Нечего и говорить, что в нашей камере никто не спал до утра. Рассказам и волнениям не было конца. Меня заставляли повторять двадцать раз одно и то же.
Что нас ждет полное оправдание — не сомневался никто. Ни я, ни Галя, ни Раиса Осиповна. Раз подходят «по существу», а не формально, вызывают свидетелей, значит, все будет в порядке.
Секретарь не обманул. Второй раз суд собрался через три недели. Это был конец января 1936 года. Повторилась та же церемония сборов, я опять твердила адреса. Но наш новогодний восторг немного поулегся, и Раиса Осиповна уже слегка покачивала головой:
— Что они еще скажут, ваши свидетели?
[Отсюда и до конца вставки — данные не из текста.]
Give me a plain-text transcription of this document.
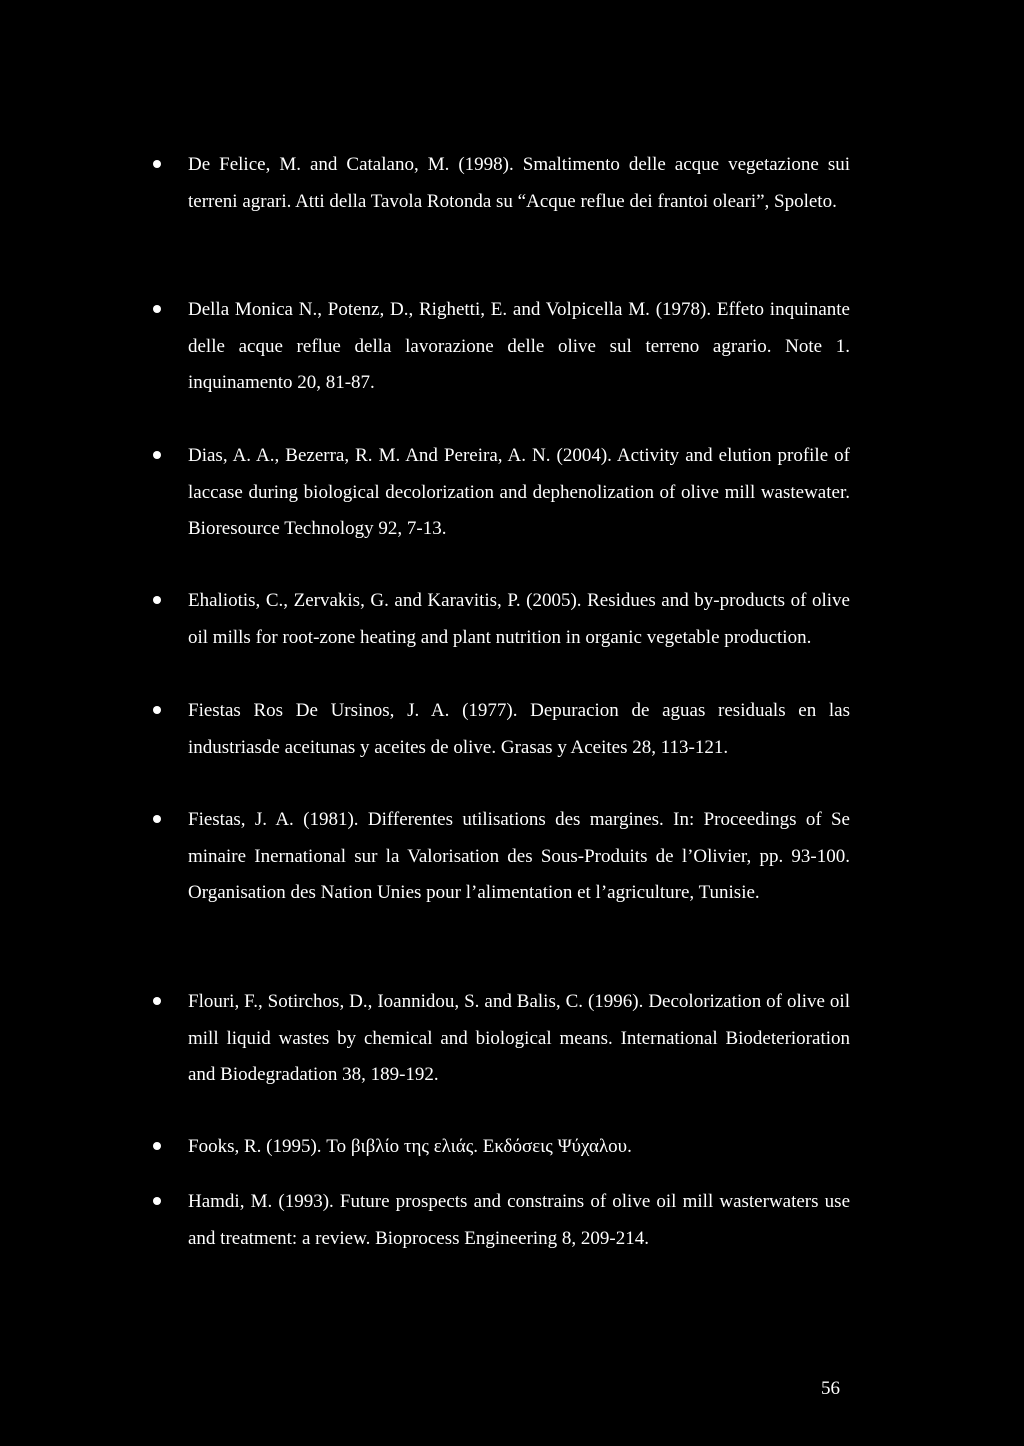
De Felice, M. and Catalano, M. (1998). Smaltimento delle acque vegetazione sui terreni agrari. Atti della Tavola Rotonda su “Acque reflue dei frantoi oleari”, Spoleto.
Della Monica N., Potenz, D., Righetti, E. and Volpicella M. (1978). Effeto inquinante delle acque reflue della lavorazione delle olive sul terreno agrario. Note 1. inquinamento 20, 81-87.
Dias, A. A., Bezerra, R. M. And Pereira, A. N. (2004). Activity and elution profile of laccase during biological decolorization and dephenolization of olive mill wastewater. Bioresource Technology 92, 7-13.
Ehaliotis, C., Zervakis, G. and Karavitis, P. (2005). Residues and by-products of olive oil mills for root-zone heating and plant nutrition in organic vegetable production.
Fiestas Ros De Ursinos, J. A. (1977). Depuracion de aguas residuals en las industriasde aceitunas y aceites de olive. Grasas y Aceites 28, 113-121.
Fiestas, J. A. (1981). Differentes utilisations des margines. In: Proceedings of Se minaire Inernational sur la Valorisation des Sous-Produits de l’Olivier, pp. 93-100. Organisation des Nation Unies pour l’alimentation et l’agriculture, Tunisie.
Flouri, F., Sotirchos, D., Ioannidou, S. and Balis, C. (1996). Decolorization of olive oil mill liquid wastes by chemical and biological means. International Biodeterioration and Biodegradation 38, 189-192.
Fooks, R. (1995). Το βιβλίο της ελιάς. Εκδόσεις Ψύχαλου.
Hamdi, M. (1993). Future prospects and constrains of olive oil mill wasterwaters use and treatment: a review. Bioprocess Engineering 8, 209-214.
56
А если на них поднажмут. Ведь вот, ваша Лёля Селезнёва…
— Да нет, что вы. Там было совсем другое: у нее допытывались о каком-то конкретном разговоре и говорили, конечно, что я сама «созналась». А я и не вызывала её. Зачем этим людям меня чернить? Ведь они все люди порядочные, знают меня. Ведь их можно было и не вызывать, это я попросила.
Во второй раз наших родных в Трибунале уже не было, очевидно, им не сказали.
Ввели нас в ту же самую пустую залу. Секретарь объявил: «Суд идет». И тут ждал первый сюрприз, который больно кольнул в сердце дурным предчувствием.
Судьи вошли, но не те, которые были в прошлый раз. Из тех был только один — седой, с тиком. Двое были новыми — значит, они не слышали того, что я говорила. А тот, который слышал — злой и неприятный, он не станет меня защищать. Сердце у меня упало… И я не ошиблась.
Секретарь стал читать протокол прошлого заседания суда. Я ушам своим не верила! Он читал то, чего я вовсе не говорила: что я утверждала, что мое дело «состряпано» на основании, якобы, болтовни, а болтовня эта была просто шуткой с моей стороны.
— Я же совсем не так говорила! — воскликнула я.
— Подсудимая, — председатель постучал карандашом по столу, — вам слова не давали. Будете говорить, когда дадут.
Сердце у меня сжалось еще сильнее. И вот — второй сюрприз. После чтения протокола председатель велел вызвать первую свидетельницу… Ольгу Селезнёву.
— Лёльку? Да разве я называла ее?
…И вот она стоит, смущенная и хорошенькая, в своей беленькой заячьей шубке, пушистые золотые волосы выбились из-под белой шапочки. Она старательно водит пальчиком в белой перчатке по спинке стула и говорит с бесконечными паузами:
— Я точно слов не помню… но смысл был такой… Женя пришла домой сердитая и замерзшая… А когда гроб с телом товарища Кирова выносили из Таврического и процессия двигалась по Кирочной улице… Людей загоняли во дворы… То есть, прохожих, чтобы не мешали… А за гробом шел товарищ Сталин…
Женя тоже была на улице и ее тоже загнали во двор… Пока проходила процессия… И она озябла… А когда пришла домой, то сказала, что все это из-за Сталина… И лучше бы его убили, чем Кирова…
«Боже мой, Боже мой, что за бред! Лёлька, неужели ты не помнишь, как мы стояли вдвоем на подоконнике в зале и в открытую форточку смотрели через Неву на кусочек Кирочной улицы, который виден в пролете какого-то переулка недалеко от Литейного. И было видно, как по Кирочной медленно движется процессия, а по всему Ленинграду гудят гудки всех заводов — жалобная, надрывающая сердце траурная симфония гудков. Неужели ты не помнишь, как мы стояли на окне, обнявшись, чтобы не свалиться с подоконника, стояли и слушали?»
— Подсудимая, вы подтверждаете показания свидетельницы?
— Нет, ничего подобного не было.
— Значит, это — ложные показания?
Я теряюсь: ведь за ложные показания судят?
— Не знаю… Может быть, ей кажется, что было так. Но она ошибается. Я была дома… Лёлька, ты вспомни!
— Подсудимая, вы должны только отвечать на вопросы. Свидетельница, вы свободны.
Лёлька выходит, не взглянув на меня. Это потом я узнаю, как Лёльку допрашивали на Гороховой, читали мои показания о «террористических разговорах» с ней во время убийства Кирова.